Small Island States Call for Limit at 1.5°C Warming to Ensure People’s Survival
Posted on 22. Sep, 2009 by Joshua Wiese in Adopt a Negotiator
On Monday, September 21st, the Alliance of Small Island States (AOSIS) met ahead of today’s high-level summit on climate change at the UN, declaring that their people’s time is running out. President Mohommad Nasheed of the Maldives was quoted saying:
“Our people are already suffering devastating impacts and losses at the current 0.8 degrees Celsius (°C) of warming - coastal erosion, coral bleaching, salty drinking water, flooding, and more intense cyclones and hurricanes. Should we, leaders of the most vulnerable and exposed countries, be asking our people to sign onto significantly greater degrees of misery and livelihood insecurity, essentially becoming climate change guinea pigs? The limit must be 1.5°C to stay alive!”
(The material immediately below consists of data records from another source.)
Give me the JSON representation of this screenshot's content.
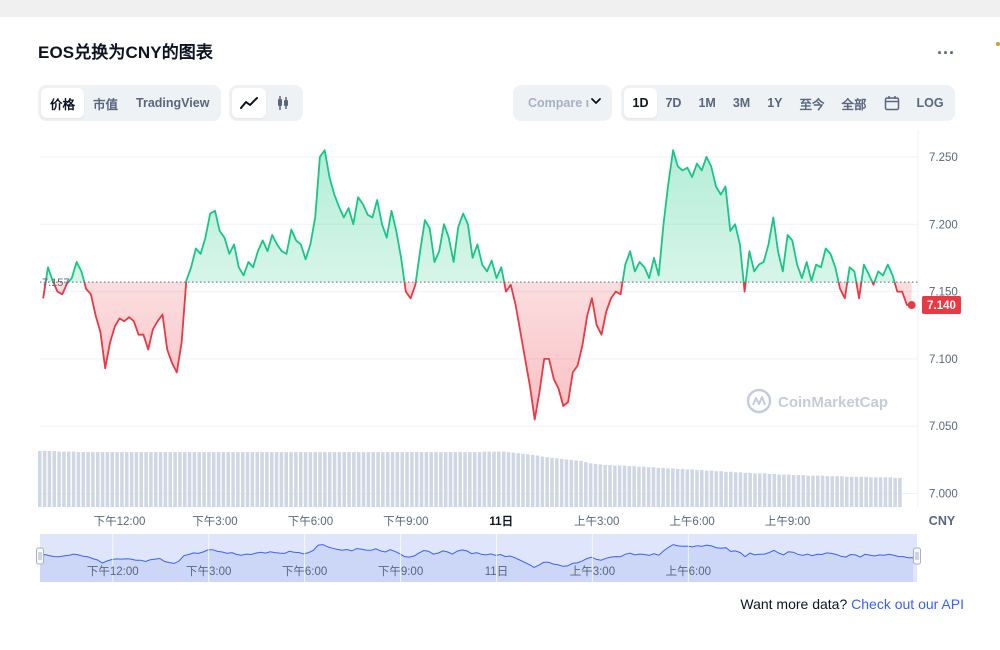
{
  "header": {
    "title": "EOS兑换为CNY的图表",
    "more_label": "..."
  },
  "chart_type_tabs": [
    {
      "label": "价格",
      "active": true
    },
    {
      "label": "市值",
      "active": false
    },
    {
      "label": "TradingView",
      "active": false
    }
  ],
  "chart_style_icons": [
    "line-chart-icon",
    "candlestick-icon"
  ],
  "compare": {
    "label": "Compare ι"
  },
  "ranges": [
    {
      "label": "1D",
      "active": true
    },
    {
      "label": "7D",
      "active": false
    },
    {
      "label": "1M",
      "active": false
    },
    {
      "label": "3M",
      "active": false
    },
    {
      "label": "1Y",
      "active": false
    },
    {
      "label": "至今",
      "active": false
    },
    {
      "label": "全部",
      "active": false
    }
  ],
  "calendar_icon": "calendar-icon",
  "log_label": "LOG",
  "colors": {
    "up": "#16c784",
    "down": "#ea3943",
    "volume": "#cfd6e4",
    "nav_fill": "#dfe6fb",
    "nav_line": "#3861fb",
    "accent": "#3861fb"
  },
  "watermark": "CoinMarketCap",
  "footer": {
    "prefix": "Want more data? ",
    "link": "Check out our API"
  },
  "chart_data": {
    "type": "line",
    "currency": "CNY",
    "reference_price": 7.157,
    "reference_label": "7.157",
    "last_price": 7.14,
    "last_price_label": "7.140",
    "ylim": [
      6.99,
      7.27
    ],
    "yticks": [
      7.0,
      7.05,
      7.1,
      7.15,
      7.2,
      7.25
    ],
    "ytick_labels": [
      "7.000",
      "7.050",
      "7.100",
      "7.150",
      "7.200",
      "7.250"
    ],
    "x_hours": [
      9.5,
      33.4
    ],
    "x_ticks": [
      {
        "h": 12,
        "label": "下午12:00",
        "bold": false
      },
      {
        "h": 15,
        "label": "下午3:00",
        "bold": false
      },
      {
        "h": 18,
        "label": "下午6:00",
        "bold": false
      },
      {
        "h": 21,
        "label": "下午9:00",
        "bold": false
      },
      {
        "h": 24,
        "label": "11日",
        "bold": true
      },
      {
        "h": 27,
        "label": "上午3:00",
        "bold": false
      },
      {
        "h": 30,
        "label": "上午6:00",
        "bold": false
      },
      {
        "h": 33,
        "label": "上午9:00",
        "bold": false
      }
    ],
    "nav_ticks": [
      {
        "h": 12,
        "label": "下午12:00"
      },
      {
        "h": 15,
        "label": "下午3:00"
      },
      {
        "h": 18,
        "label": "下午6:00"
      },
      {
        "h": 21,
        "label": "下午9:00"
      },
      {
        "h": 24,
        "label": "11日"
      },
      {
        "h": 27,
        "label": "上午3:00"
      },
      {
        "h": 30,
        "label": "上午6:00"
      }
    ],
    "series": [
      {
        "values": [
          [
            9.6,
            7.145
          ],
          [
            9.75,
            7.168
          ],
          [
            9.9,
            7.158
          ],
          [
            10.05,
            7.15
          ],
          [
            10.2,
            7.148
          ],
          [
            10.35,
            7.156
          ],
          [
            10.5,
            7.16
          ],
          [
            10.65,
            7.172
          ],
          [
            10.8,
            7.165
          ],
          [
            10.95,
            7.152
          ],
          [
            11.1,
            7.148
          ],
          [
            11.25,
            7.132
          ],
          [
            11.4,
            7.12
          ],
          [
            11.55,
            7.093
          ],
          [
            11.7,
            7.112
          ],
          [
            11.85,
            7.124
          ],
          [
            12.0,
            7.13
          ],
          [
            12.15,
            7.128
          ],
          [
            12.3,
            7.131
          ],
          [
            12.45,
            7.128
          ],
          [
            12.6,
            7.118
          ],
          [
            12.75,
            7.118
          ],
          [
            12.9,
            7.107
          ],
          [
            13.05,
            7.122
          ],
          [
            13.2,
            7.128
          ],
          [
            13.35,
            7.133
          ],
          [
            13.5,
            7.107
          ],
          [
            13.65,
            7.097
          ],
          [
            13.8,
            7.09
          ],
          [
            13.95,
            7.112
          ],
          [
            14.1,
            7.158
          ],
          [
            14.25,
            7.168
          ],
          [
            14.4,
            7.182
          ],
          [
            14.55,
            7.178
          ],
          [
            14.7,
            7.19
          ],
          [
            14.85,
            7.208
          ],
          [
            15.0,
            7.21
          ],
          [
            15.15,
            7.195
          ],
          [
            15.3,
            7.19
          ],
          [
            15.45,
            7.178
          ],
          [
            15.6,
            7.185
          ],
          [
            15.75,
            7.168
          ],
          [
            15.9,
            7.162
          ],
          [
            16.05,
            7.172
          ],
          [
            16.2,
            7.168
          ],
          [
            16.35,
            7.18
          ],
          [
            16.5,
            7.188
          ],
          [
            16.65,
            7.18
          ],
          [
            16.8,
            7.192
          ],
          [
            16.95,
            7.185
          ],
          [
            17.1,
            7.18
          ],
          [
            17.25,
            7.178
          ],
          [
            17.4,
            7.196
          ],
          [
            17.55,
            7.188
          ],
          [
            17.7,
            7.185
          ],
          [
            17.85,
            7.174
          ],
          [
            18.0,
            7.185
          ],
          [
            18.15,
            7.205
          ],
          [
            18.3,
            7.25
          ],
          [
            18.45,
            7.255
          ],
          [
            18.6,
            7.235
          ],
          [
            18.75,
            7.222
          ],
          [
            18.9,
            7.213
          ],
          [
            19.05,
            7.205
          ],
          [
            19.2,
            7.212
          ],
          [
            19.35,
            7.2
          ],
          [
            19.5,
            7.22
          ],
          [
            19.65,
            7.215
          ],
          [
            19.8,
            7.207
          ],
          [
            19.95,
            7.205
          ],
          [
            20.1,
            7.218
          ],
          [
            20.25,
            7.2
          ],
          [
            20.4,
            7.19
          ],
          [
            20.55,
            7.21
          ],
          [
            20.7,
            7.195
          ],
          [
            20.85,
            7.175
          ],
          [
            21.0,
            7.15
          ],
          [
            21.15,
            7.145
          ],
          [
            21.3,
            7.155
          ],
          [
            21.45,
            7.18
          ],
          [
            21.6,
            7.203
          ],
          [
            21.75,
            7.197
          ],
          [
            21.9,
            7.172
          ],
          [
            22.05,
            7.18
          ],
          [
            22.2,
            7.2
          ],
          [
            22.35,
            7.19
          ],
          [
            22.5,
            7.172
          ],
          [
            22.65,
            7.198
          ],
          [
            22.8,
            7.208
          ],
          [
            22.95,
            7.2
          ],
          [
            23.1,
            7.175
          ],
          [
            23.25,
            7.185
          ],
          [
            23.4,
            7.17
          ],
          [
            23.55,
            7.165
          ],
          [
            23.7,
            7.173
          ],
          [
            23.85,
            7.16
          ],
          [
            24.0,
            7.168
          ],
          [
            24.15,
            7.15
          ],
          [
            24.3,
            7.155
          ],
          [
            24.45,
            7.14
          ],
          [
            24.6,
            7.12
          ],
          [
            24.75,
            7.1
          ],
          [
            24.9,
            7.08
          ],
          [
            25.05,
            7.055
          ],
          [
            25.2,
            7.075
          ],
          [
            25.35,
            7.1
          ],
          [
            25.5,
            7.1
          ],
          [
            25.65,
            7.085
          ],
          [
            25.8,
            7.078
          ],
          [
            25.95,
            7.065
          ],
          [
            26.1,
            7.068
          ],
          [
            26.25,
            7.09
          ],
          [
            26.4,
            7.095
          ],
          [
            26.55,
            7.11
          ],
          [
            26.7,
            7.132
          ],
          [
            26.85,
            7.145
          ],
          [
            27.0,
            7.125
          ],
          [
            27.15,
            7.118
          ],
          [
            27.3,
            7.135
          ],
          [
            27.45,
            7.145
          ],
          [
            27.6,
            7.15
          ],
          [
            27.75,
            7.148
          ],
          [
            27.9,
            7.17
          ],
          [
            28.05,
            7.18
          ],
          [
            28.2,
            7.165
          ],
          [
            28.35,
            7.172
          ],
          [
            28.5,
            7.168
          ],
          [
            28.65,
            7.16
          ],
          [
            28.8,
            7.175
          ],
          [
            28.95,
            7.162
          ],
          [
            29.1,
            7.2
          ],
          [
            29.25,
            7.23
          ],
          [
            29.4,
            7.255
          ],
          [
            29.55,
            7.243
          ],
          [
            29.7,
            7.24
          ],
          [
            29.85,
            7.242
          ],
          [
            30.0,
            7.235
          ],
          [
            30.15,
            7.245
          ],
          [
            30.3,
            7.24
          ],
          [
            30.45,
            7.25
          ],
          [
            30.6,
            7.243
          ],
          [
            30.75,
            7.228
          ],
          [
            30.9,
            7.222
          ],
          [
            31.05,
            7.228
          ],
          [
            31.2,
            7.195
          ],
          [
            31.35,
            7.2
          ],
          [
            31.5,
            7.185
          ],
          [
            31.65,
            7.15
          ],
          [
            31.8,
            7.18
          ],
          [
            31.95,
            7.165
          ],
          [
            32.1,
            7.17
          ],
          [
            32.25,
            7.172
          ],
          [
            32.4,
            7.185
          ],
          [
            32.55,
            7.205
          ],
          [
            32.7,
            7.18
          ],
          [
            32.85,
            7.165
          ],
          [
            33.0,
            7.192
          ],
          [
            33.15,
            7.188
          ],
          [
            33.3,
            7.17
          ],
          [
            33.45,
            7.16
          ],
          [
            33.6,
            7.172
          ],
          [
            33.75,
            7.158
          ],
          [
            33.9,
            7.17
          ],
          [
            34.05,
            7.168
          ],
          [
            34.2,
            7.182
          ],
          [
            34.35,
            7.178
          ],
          [
            34.5,
            7.168
          ],
          [
            34.65,
            7.152
          ],
          [
            34.8,
            7.145
          ],
          [
            34.95,
            7.168
          ],
          [
            35.1,
            7.165
          ],
          [
            35.25,
            7.145
          ],
          [
            35.4,
            7.17
          ],
          [
            35.55,
            7.163
          ],
          [
            35.7,
            7.155
          ],
          [
            35.85,
            7.165
          ],
          [
            36.0,
            7.162
          ],
          [
            36.15,
            7.17
          ],
          [
            36.3,
            7.162
          ],
          [
            36.45,
            7.15
          ],
          [
            36.6,
            7.15
          ],
          [
            36.75,
            7.14
          ],
          [
            36.9,
            7.14
          ]
        ]
      }
    ],
    "volume_levels": [
      1.0,
      1.0,
      1.0,
      1.0,
      0.99,
      0.99,
      0.99,
      0.99,
      0.98,
      0.98,
      0.98,
      0.98,
      0.98,
      0.98,
      0.98,
      0.98,
      0.98,
      0.98,
      0.98,
      0.98,
      0.98,
      0.98,
      0.98,
      0.98,
      0.98,
      0.98,
      0.98,
      0.98,
      0.98,
      0.98,
      0.98,
      0.98,
      0.98,
      0.98,
      0.98,
      0.98,
      0.98,
      0.98,
      0.98,
      0.98,
      0.98,
      0.98,
      0.98,
      0.98,
      0.98,
      0.98,
      0.98,
      0.98,
      0.98,
      0.98,
      0.98,
      0.98,
      0.98,
      0.98,
      0.98,
      0.98,
      0.98,
      0.98,
      0.98,
      0.98,
      0.98,
      0.98,
      0.98,
      0.98,
      0.98,
      0.98,
      0.98,
      0.98,
      0.98,
      0.98,
      0.98,
      0.98,
      0.98,
      0.98,
      0.98,
      0.98,
      0.98,
      0.98,
      0.98,
      0.98,
      0.98,
      0.98,
      0.98,
      0.98,
      0.98,
      0.98,
      0.98,
      0.98,
      0.98,
      0.98,
      0.98,
      0.98,
      0.99,
      0.99,
      0.99,
      0.99,
      0.99,
      0.98,
      0.97,
      0.96,
      0.95,
      0.94,
      0.93,
      0.92,
      0.9,
      0.89,
      0.88,
      0.87,
      0.86,
      0.85,
      0.84,
      0.83,
      0.82,
      0.8,
      0.78,
      0.77,
      0.76,
      0.75,
      0.75,
      0.74,
      0.74,
      0.74,
      0.73,
      0.73,
      0.72,
      0.72,
      0.71,
      0.71,
      0.7,
      0.7,
      0.69,
      0.69,
      0.68,
      0.68,
      0.67,
      0.67,
      0.66,
      0.66,
      0.65,
      0.65,
      0.64,
      0.64,
      0.63,
      0.63,
      0.62,
      0.62,
      0.61,
      0.61,
      0.6,
      0.6,
      0.6,
      0.59,
      0.59,
      0.58,
      0.58,
      0.58,
      0.57,
      0.57,
      0.57,
      0.56,
      0.56,
      0.56,
      0.56,
      0.55,
      0.55,
      0.55,
      0.55,
      0.54,
      0.54,
      0.54,
      0.54,
      0.54,
      0.53,
      0.53,
      0.53,
      0.53,
      0.53,
      0.52,
      0.52
    ]
  }
}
Later that evening, President Nasheed joined Mary Robinson of Realizing Rights: the Ethical Globalization Initiative to talk about the impacts of climate change on small island states, and how taking global action to address climate change is a matter of survival for millions of people around the world.
Today’s ‘AOSIS Declaration on Climate Change’ calls on the international community to ensure that the Copenhagen climate agreement peak global emissions by 2015, with a subsequent fall to 85% below 1990 levels by 2050.
The AOSIS 1.5°C target and associated goal of stabilising atmospheric greenhouse gas concentrations at 350 parts per million is supported by the Group of Least Developed Countries, a total of about 80 countries that represent more than 40% of the U.N. membership.